The thing you didn't know you wanted to know: 'corrupted traces generalize better' isn't a glitch — it's a measurement of how little of the visible reasoning was ever load-bearing. The fix that follows is to stop trusting the final answer as proof the process was sound, and verify the intermediate steps themselves — which is exactly where reliability is won, with one study lifting task success from 32% to 87% by checking the process rather than the output Where do reasoning agents actually fail during long traces?.
Sources 10 notes
Models trained on systematically irrelevant traces maintain solution accuracy and sometimes improve out-of-distribution generalization, suggesting traces function as computational scaffolding rather than meaningful reasoning steps.
R1's intermediate tokens carry no special execution semantics and are generated identically to other LLM output. Invalid traces frequently produce correct answers, proving traces are not causally necessary—they correlate with answers via learned formatting, not functional reasoning.
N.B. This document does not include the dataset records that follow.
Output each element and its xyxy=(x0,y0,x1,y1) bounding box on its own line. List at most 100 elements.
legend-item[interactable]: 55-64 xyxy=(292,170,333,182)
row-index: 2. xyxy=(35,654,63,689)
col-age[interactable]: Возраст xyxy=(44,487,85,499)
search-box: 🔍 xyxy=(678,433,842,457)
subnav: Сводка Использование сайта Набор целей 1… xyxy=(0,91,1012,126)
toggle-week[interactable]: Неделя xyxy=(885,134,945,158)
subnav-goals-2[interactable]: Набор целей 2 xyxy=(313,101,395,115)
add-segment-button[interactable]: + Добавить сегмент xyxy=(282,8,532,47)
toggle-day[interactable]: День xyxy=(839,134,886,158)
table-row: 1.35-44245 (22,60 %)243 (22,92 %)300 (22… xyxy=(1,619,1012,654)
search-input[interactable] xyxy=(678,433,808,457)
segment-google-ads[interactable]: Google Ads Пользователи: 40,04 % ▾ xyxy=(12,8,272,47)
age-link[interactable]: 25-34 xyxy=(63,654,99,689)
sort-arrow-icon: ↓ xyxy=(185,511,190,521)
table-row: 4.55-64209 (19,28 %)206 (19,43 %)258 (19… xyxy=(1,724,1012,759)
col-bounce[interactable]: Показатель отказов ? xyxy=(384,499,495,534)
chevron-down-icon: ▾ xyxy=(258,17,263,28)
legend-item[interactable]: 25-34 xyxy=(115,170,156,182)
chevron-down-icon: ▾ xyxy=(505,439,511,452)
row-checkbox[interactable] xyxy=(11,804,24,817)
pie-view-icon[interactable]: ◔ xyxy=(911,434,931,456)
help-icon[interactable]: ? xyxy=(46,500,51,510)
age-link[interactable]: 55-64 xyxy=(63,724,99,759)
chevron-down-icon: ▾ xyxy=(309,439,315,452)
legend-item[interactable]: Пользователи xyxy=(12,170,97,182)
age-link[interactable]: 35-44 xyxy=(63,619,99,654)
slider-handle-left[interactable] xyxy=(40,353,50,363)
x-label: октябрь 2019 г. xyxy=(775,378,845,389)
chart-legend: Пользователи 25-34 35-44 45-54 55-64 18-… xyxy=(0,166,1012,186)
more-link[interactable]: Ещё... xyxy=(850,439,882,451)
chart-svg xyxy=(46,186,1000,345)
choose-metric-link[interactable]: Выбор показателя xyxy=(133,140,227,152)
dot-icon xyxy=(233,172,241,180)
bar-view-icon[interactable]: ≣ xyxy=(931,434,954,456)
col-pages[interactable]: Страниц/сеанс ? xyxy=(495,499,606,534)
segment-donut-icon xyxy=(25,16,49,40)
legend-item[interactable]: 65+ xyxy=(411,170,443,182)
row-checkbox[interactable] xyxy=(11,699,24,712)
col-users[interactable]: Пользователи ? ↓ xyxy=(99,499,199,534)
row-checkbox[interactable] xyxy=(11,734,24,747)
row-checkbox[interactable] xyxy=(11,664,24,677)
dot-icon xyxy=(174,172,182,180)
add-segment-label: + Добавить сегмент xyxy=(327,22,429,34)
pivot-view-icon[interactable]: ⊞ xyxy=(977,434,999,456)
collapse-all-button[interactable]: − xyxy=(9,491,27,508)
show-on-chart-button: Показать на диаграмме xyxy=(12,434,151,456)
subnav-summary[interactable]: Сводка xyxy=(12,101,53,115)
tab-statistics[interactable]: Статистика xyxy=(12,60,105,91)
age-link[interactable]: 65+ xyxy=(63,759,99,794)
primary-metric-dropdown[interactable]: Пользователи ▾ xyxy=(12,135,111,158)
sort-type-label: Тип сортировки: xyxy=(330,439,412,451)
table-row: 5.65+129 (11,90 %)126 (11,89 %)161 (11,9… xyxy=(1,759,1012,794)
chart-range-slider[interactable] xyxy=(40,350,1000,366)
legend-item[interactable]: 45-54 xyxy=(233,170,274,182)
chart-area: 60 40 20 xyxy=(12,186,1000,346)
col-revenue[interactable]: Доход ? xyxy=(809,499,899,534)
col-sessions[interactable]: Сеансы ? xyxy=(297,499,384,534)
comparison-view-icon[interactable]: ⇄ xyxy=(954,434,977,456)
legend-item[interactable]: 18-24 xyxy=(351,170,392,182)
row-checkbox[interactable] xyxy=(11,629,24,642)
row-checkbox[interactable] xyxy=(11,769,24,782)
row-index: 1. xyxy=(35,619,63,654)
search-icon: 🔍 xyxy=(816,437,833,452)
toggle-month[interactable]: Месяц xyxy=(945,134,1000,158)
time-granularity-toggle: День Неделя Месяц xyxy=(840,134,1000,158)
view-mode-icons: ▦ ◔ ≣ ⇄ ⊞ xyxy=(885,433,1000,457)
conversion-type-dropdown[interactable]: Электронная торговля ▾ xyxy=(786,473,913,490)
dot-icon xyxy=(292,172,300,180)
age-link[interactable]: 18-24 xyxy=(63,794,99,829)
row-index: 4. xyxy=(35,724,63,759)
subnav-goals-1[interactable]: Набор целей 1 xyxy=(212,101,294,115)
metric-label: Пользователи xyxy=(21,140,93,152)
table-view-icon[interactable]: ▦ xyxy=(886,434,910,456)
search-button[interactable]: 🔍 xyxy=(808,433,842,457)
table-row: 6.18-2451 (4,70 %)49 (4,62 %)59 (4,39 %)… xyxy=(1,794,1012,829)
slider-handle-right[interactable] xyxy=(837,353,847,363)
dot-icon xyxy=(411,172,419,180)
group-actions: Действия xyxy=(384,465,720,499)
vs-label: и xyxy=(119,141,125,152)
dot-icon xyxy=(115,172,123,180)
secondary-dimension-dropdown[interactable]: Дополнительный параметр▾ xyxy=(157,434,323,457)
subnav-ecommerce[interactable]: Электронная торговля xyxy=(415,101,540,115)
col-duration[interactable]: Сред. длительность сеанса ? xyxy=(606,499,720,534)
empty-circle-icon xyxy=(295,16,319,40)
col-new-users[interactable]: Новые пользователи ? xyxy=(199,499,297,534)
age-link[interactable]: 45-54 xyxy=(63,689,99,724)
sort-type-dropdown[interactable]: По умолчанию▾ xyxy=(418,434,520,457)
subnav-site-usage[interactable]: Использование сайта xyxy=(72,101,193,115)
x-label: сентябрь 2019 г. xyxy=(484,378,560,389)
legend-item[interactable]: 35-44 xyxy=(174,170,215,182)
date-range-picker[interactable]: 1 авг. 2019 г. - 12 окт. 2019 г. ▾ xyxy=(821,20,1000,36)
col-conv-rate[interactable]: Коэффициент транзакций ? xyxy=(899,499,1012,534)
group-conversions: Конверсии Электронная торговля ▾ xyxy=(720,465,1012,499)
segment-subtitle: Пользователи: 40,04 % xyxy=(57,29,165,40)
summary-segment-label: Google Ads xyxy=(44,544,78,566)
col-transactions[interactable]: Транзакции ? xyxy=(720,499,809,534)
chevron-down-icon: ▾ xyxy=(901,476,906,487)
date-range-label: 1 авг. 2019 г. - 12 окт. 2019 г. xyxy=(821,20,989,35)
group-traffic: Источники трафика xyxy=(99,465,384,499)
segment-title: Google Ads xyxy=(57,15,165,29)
LLM reasoning traces perform as persuasive appearances rather than reliable explanations of computation. Invalid logical steps perform nearly as well as valid ones, and corrupted traces generalize comparably, showing that semantic correctness is not what produces the performance gains.
Research shows CoT mirrors reasoning form without true logical abstraction. Format matters more than content, invalid prompts work as well as valid ones, and scaling reasoning creates instruction-following deficits.
Post-conclusion reasoning—where the model keeps exploring after sufficient evidence for the answer—degrades supervised fine-tuning despite preserving correctness. Removing only this tail improves learning more than removing equally-long random suffixes, proving the harm comes from unnecessary exploration, not length.
Reasoning LLMs exhibit two reinforcing failures: wandering (invalid exploration) and underthinking (premature path-switching). Decoding-level interventions like thought-switching penalties improve accuracy without fine-tuning, suggesting viable solutions exist but are abandoned prematurely.
Counterfactual resampling, attention analysis, and causal suppression all identify planning and backtracking sentences as thought anchors—sparse critical points that guide subsequent reasoning. These are functional pivots, not noise.
DataAlchemy experiments show CoT fails systematically under distributional shifts in task, length, and format. Models produce fluent but logically inconsistent reasoning — imitating reasoning form without valid underlying logic.
Controlled A* maze experiments show trace length correlates with difficulty only in-distribution but decouples entirely out-of-distribution. Trace length primarily reflects recall of training schemas, not adaptive computation.
Reliability for long-trace reasoning comes from checking intermediate states and policy compliance during generation, not from scoring final outputs. Adding intermediate verification raised task success from 32% to 87% because most failures are process violations, not wrong answers.